真正确定旧 x86 上的地址大小有点棘手。您可以说它是 16 位,因为可以对地址执行的算术必须适合 16 位寄存器。您也可以说它是 32 位,因为实际地址是根据 16 位通用寄存器和 16 位段寄存器计算的(所有 32 位都很重要)。您也可以直接说它是 20 位,因为段寄存器左移 4 位并添加到 gp 寄存器中以进行硬件寻址。
实际上,您选择其中哪一个并不重要,因为它们都是 c 抽象机的大致相同的近似值。有些编译器允许您选择每次编译时使用的内存模型,而其他编译器则仅假设 32 位地址,然后仔细检查可能溢出 16 位的操作是否会发出正确处理该情况的指令。

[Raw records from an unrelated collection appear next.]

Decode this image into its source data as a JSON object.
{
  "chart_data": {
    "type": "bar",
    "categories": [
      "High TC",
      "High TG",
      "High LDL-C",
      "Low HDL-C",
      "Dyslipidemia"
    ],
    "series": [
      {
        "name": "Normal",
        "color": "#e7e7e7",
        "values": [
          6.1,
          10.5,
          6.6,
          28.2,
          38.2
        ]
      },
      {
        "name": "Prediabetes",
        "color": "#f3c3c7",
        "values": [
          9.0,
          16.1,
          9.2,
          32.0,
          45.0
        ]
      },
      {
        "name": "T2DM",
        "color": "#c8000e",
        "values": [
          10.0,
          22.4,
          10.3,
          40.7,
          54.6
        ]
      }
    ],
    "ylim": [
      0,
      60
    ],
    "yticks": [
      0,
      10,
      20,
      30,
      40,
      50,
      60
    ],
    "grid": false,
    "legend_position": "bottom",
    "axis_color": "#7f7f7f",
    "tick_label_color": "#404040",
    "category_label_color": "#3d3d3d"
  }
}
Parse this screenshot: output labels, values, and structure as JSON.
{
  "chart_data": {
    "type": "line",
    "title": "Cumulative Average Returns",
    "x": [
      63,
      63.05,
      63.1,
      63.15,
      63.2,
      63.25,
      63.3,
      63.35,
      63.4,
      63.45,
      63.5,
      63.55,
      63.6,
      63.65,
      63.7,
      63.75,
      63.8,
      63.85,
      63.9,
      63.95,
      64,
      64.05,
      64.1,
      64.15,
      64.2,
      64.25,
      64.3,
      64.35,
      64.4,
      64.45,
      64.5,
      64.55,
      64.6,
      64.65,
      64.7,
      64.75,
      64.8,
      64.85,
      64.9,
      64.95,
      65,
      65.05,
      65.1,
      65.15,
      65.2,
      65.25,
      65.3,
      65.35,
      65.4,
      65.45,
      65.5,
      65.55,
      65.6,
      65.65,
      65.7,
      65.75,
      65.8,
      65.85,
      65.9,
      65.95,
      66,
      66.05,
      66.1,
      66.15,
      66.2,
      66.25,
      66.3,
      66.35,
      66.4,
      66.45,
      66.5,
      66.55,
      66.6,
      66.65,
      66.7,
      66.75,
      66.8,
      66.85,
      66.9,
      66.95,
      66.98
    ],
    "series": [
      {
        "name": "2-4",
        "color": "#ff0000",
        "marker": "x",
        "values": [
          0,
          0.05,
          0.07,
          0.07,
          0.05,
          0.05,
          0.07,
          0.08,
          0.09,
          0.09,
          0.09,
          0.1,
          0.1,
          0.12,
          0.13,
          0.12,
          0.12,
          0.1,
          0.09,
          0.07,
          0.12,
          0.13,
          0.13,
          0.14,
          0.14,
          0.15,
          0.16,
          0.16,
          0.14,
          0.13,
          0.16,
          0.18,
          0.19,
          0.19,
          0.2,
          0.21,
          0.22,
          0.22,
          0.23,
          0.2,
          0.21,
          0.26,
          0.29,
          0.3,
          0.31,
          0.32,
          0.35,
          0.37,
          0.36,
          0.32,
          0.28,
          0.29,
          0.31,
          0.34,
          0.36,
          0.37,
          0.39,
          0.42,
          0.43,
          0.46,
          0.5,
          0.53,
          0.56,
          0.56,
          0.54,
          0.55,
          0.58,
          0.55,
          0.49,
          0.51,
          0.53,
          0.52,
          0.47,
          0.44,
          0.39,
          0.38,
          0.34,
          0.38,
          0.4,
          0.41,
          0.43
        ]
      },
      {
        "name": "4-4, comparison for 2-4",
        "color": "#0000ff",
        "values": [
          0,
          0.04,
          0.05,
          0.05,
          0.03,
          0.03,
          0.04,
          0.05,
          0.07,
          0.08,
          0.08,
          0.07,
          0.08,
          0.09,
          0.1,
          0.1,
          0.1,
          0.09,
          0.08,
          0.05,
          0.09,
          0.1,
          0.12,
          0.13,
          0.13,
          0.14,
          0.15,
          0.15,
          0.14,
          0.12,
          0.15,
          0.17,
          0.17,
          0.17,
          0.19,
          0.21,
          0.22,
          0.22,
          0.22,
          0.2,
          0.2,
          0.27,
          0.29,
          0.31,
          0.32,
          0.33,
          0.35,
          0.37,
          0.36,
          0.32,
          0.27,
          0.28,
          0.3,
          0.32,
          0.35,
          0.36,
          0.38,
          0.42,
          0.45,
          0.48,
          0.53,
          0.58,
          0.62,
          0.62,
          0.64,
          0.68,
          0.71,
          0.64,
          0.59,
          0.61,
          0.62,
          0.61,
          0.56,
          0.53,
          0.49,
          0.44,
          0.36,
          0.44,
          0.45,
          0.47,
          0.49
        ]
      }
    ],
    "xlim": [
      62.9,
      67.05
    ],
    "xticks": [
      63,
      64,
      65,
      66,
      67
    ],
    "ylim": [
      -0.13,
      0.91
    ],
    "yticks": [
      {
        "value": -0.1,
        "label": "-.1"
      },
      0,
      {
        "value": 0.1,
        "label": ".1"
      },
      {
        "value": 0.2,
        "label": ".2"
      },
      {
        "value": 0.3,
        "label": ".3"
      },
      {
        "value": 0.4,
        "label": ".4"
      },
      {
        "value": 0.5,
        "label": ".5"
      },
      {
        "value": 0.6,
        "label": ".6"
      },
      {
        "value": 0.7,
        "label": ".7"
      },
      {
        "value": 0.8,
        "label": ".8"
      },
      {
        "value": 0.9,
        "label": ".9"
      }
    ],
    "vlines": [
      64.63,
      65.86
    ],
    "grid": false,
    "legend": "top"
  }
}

Really pinning down the address size on old x86's is sort of tricky. You could say that its 16 bit, because the arithmetic you can perform on an address must fit in a 16 bit register. You could also say that it's 32 bit, because actual addresses are computed against a 16 bit general purpose register and 16 bit segment register (all 32 bits are significant). You could also just say it's 20 bit, because the segment registers are shifted 4 bits left and added to the gp registers for hardware addressing.
It actually doesn't matter that much which one of these you chose, because they are all roughly equal approximations of the c abstract machine. Some compilers let you pick a memory model you were using per compilation, while others just assume 32 bit addresses and then carefully check that operations that could overflow 16 bits emit instructions that handle that case correctly.
查看此维基百科条目。关于远指针。基本上,它可以指示一个段和一个偏移量,从而可以跳转到另一个段。
Check out this wikipedia entry. About Far pointers. Basically, its possible to indicate a segment and an offset, making it possible to jump to another segment.